Monthon Udon Thani was created in 1912, and assumed the administration of the most of region. In 1933 the monthon system was ended, and the province of Khukhan was administered directly from Bangkok. Five years later, the name of the town and province were restored to Sisaket, with the district containing Huai Nua being called Khukhan.
The Rasi Salai Dam built here in 1994 was unofficially decommissioned in July 2000, following devastation of local farming villages.

==Demographics==
The province is populated by four main ethnic groups: Kui, Lao, Khmer, and Yer. Sisaket is one of the provinces where there is a sizable northern Khmer population. In the 2000 census it was reported that 26.2 percent of the population are capable of speaking Khmer. This is down from the 1990 census when it was reported that 30.2 percent of the population were capable of speaking Khmer. The majority are Lao speaking people.

==Symbols==
The provincial seal shows Prasat Hin Ban Samo, a Khmer temple about 1,000 years old, in the Prang Ku District.

The provincial tree and flower of the province is the lamduan. The six leaves of the flower symbolise the six original districts of the province: Khukhan, Kantharalak, Uthumphon Phisai, Kanthararom, Rasi Salai, and Khun Han. The provincial aquatic life is the Chinese edible frog (Hoplobatrachus rugulosus).

==Economy==
Sisaket is largely agricultural. Among other agricultural produce, it is known for its garlic and its shallots, for which it was rewarded with GI registration in 2020.

==Administrative divisions==

Map of twenty two districts

===Provincial government===
The province is divided into 22 districts (amphoes). The districts are further subdivided into 206 sub-districts (tambons) and 2,411 villages (mubans).
| #Mueang Sisaket #Yang Chum Noi #Kanthararom #Kantharalak #Khukhan #Phrai Bueng #Prang Ku #Khun Han #Rasi Salai #Uthumphon Phisai #Bueng Bun | - Huai Thap Than - Non Khun - Si Rattana - Nam Kliang - Wang Hin - Phu Sing - Mueang Chan - Benchalak - Phayu - Pho Si Suwan - Sila Lat |

===Local government===
As of 26 November 2019 there is one Sisaket Provincial Administration Organisation (ongkan borihan suan changwat) and 37 municipal (thesaban) areas in the province.

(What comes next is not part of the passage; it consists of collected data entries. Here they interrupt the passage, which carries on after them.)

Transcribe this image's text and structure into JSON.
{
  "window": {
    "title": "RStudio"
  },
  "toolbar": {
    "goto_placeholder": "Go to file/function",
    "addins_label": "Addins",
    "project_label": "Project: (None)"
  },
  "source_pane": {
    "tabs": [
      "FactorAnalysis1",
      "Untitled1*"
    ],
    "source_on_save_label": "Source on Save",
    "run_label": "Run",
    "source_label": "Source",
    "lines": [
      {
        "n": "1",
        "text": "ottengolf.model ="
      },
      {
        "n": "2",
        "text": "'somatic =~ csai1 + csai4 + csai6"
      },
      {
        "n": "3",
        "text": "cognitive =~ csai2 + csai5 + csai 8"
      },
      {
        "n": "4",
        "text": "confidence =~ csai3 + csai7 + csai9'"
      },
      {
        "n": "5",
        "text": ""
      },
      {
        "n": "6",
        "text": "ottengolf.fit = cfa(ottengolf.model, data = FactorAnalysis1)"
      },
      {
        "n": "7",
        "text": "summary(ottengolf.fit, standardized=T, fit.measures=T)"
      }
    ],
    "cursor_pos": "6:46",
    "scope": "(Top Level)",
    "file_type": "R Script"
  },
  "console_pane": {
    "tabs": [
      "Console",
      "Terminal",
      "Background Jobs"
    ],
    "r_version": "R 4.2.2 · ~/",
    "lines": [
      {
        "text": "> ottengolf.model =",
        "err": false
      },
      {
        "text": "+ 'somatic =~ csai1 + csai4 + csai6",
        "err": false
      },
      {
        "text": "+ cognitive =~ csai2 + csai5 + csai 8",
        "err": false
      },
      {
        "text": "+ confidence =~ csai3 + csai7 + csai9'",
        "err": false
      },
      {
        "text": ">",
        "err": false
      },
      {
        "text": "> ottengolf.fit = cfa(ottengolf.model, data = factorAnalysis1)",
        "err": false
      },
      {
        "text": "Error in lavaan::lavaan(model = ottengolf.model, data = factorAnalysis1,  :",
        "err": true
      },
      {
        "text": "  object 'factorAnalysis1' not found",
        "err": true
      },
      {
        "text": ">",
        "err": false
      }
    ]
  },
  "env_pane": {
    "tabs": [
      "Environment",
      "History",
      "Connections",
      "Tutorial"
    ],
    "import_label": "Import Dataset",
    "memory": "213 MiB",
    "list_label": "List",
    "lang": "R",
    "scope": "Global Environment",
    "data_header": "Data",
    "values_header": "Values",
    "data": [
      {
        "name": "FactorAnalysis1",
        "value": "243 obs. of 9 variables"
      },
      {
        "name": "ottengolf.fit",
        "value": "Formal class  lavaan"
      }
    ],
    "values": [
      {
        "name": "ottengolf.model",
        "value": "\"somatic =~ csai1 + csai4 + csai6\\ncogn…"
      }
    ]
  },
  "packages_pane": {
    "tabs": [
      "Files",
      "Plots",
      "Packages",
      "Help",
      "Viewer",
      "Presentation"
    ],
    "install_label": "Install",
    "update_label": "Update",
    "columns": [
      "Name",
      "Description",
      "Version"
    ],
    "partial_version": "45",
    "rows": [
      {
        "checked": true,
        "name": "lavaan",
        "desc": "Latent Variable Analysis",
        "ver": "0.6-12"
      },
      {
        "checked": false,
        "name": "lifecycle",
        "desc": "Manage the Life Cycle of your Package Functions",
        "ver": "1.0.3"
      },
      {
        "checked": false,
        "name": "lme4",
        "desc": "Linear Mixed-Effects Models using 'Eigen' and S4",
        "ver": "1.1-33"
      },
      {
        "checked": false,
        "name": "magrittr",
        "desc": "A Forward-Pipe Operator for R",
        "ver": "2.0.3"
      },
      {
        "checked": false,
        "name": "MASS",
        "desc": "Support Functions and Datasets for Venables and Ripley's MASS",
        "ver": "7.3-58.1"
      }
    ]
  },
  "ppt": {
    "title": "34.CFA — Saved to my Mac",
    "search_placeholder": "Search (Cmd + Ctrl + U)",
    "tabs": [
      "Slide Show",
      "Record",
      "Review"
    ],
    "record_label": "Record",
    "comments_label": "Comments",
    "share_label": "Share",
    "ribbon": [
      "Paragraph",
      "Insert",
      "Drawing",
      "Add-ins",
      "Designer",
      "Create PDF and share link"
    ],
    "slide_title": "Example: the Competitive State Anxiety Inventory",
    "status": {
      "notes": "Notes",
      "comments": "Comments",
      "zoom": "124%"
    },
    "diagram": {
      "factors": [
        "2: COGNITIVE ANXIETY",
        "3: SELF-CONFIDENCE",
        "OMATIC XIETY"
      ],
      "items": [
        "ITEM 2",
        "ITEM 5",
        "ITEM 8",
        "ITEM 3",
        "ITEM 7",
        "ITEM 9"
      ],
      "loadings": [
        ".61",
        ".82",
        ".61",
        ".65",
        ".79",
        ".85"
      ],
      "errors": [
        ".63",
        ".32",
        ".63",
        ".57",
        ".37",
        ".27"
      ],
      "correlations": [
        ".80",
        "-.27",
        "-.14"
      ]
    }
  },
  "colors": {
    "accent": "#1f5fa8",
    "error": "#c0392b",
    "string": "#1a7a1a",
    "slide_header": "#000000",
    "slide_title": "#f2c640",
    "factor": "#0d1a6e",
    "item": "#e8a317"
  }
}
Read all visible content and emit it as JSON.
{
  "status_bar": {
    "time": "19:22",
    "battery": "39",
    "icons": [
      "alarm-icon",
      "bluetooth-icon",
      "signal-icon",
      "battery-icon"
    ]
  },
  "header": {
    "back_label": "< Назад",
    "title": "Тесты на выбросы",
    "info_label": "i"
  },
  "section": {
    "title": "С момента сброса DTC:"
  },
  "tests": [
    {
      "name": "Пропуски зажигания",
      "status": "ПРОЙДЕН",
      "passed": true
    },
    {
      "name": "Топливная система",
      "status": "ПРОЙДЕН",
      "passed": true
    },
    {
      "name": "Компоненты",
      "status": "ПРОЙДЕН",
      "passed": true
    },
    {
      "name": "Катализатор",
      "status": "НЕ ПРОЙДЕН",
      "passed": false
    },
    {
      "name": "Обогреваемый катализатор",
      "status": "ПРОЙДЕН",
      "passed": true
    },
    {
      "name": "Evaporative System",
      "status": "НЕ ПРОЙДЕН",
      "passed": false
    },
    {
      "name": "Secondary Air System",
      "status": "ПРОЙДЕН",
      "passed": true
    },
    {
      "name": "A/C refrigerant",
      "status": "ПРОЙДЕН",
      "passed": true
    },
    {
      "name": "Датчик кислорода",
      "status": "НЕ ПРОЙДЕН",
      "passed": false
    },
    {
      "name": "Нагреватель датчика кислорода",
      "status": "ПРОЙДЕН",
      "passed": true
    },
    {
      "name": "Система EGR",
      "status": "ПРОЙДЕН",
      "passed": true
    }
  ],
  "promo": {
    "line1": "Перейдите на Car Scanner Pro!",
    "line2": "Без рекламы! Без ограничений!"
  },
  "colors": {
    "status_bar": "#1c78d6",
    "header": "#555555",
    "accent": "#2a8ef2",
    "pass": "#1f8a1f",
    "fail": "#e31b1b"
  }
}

Sisaket and Kantharalak have town (thesaban mueang) status. There are a further 35 subdistrict municipalities (thesaban tambon). The non-municipal areas are administered by 179 Subdistrict Administrative Organisations, SAO (ongkan borihan suan tambon).

==Transportation==
Sisaket is on the northeastern railway line from Bangkok (กรุงเทพอภิวัฒน์) to Warin Chamrap (วารินชำราบ). Sisaket's main station is Sisaket Railway Station. Sisaket has frequent bus service to and from Bangkok's Northern Bus Terminal (หมอชิดใหม่; )

== Health ==
Sisaket's main hospital is Sisaket Hospital, a regional hospital operated by the Ministry of Public Health.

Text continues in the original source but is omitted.